Maybe you could even get the media to report that the experiment has been "published but defied". Then the replication, or failure to replicate, would be news. The replicators could get their names in the newspaper, and the negative result could be published in a major journal. If you want replications done, you'll have to offer some incentive.
I would also suggest that when an experiment is defied, the replication must pre-declare a minimum effect size, and attain significance of p<0.01. In extreme cases where claims have been made and shot down before, p<0.001.
Oh, and the prayer study? Soon enough we heard that it had been retracted and was probably fraudulent. But I didn't say fraud. I didn't speculate on how the results might have been obtained. That would have been dismissive. I just stuck my neck out, and nakedly, boldly, without excuses, defied the data.

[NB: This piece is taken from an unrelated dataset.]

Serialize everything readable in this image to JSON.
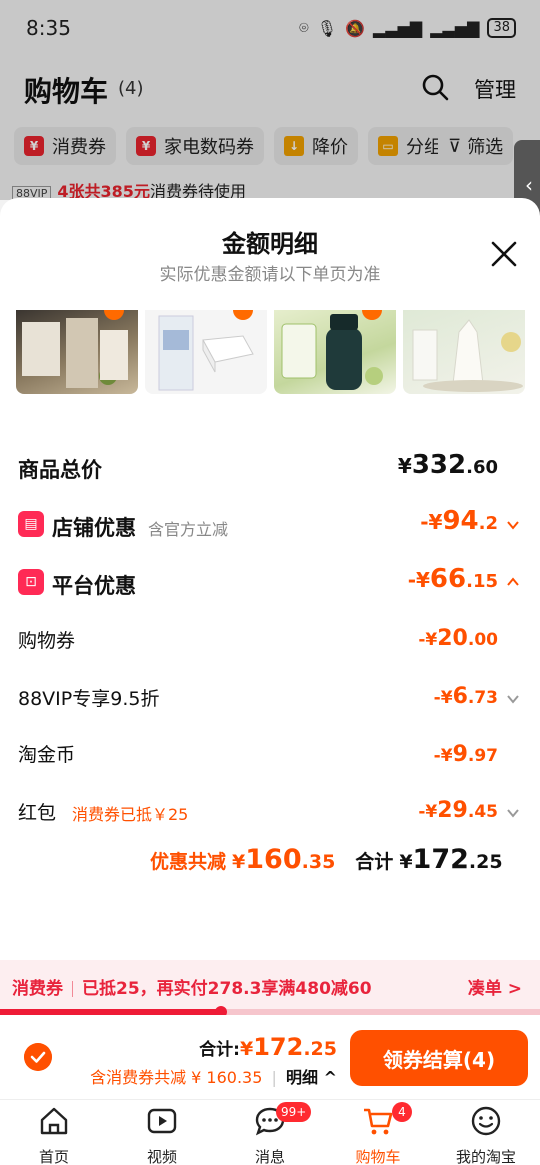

Addendum: I should have spelled this out explicitly: You can defy the data on one experiment. You can't defy the data on multiple experiments. At that point you either have to relinquish the theory or dismiss the data - point to a design flaw, or refer to an even larger body of experiments that failed to replicate the result, or accuse the researchers of a deliberate hoax, et cetera. But you should not turn around and argue that the theory and the experiment are actually compatible. Why didn't you think of that before you defied the data? Defying the data admits that the data is not compatible with your theory; it sticks your neck way out, so your head can be easily chopped off.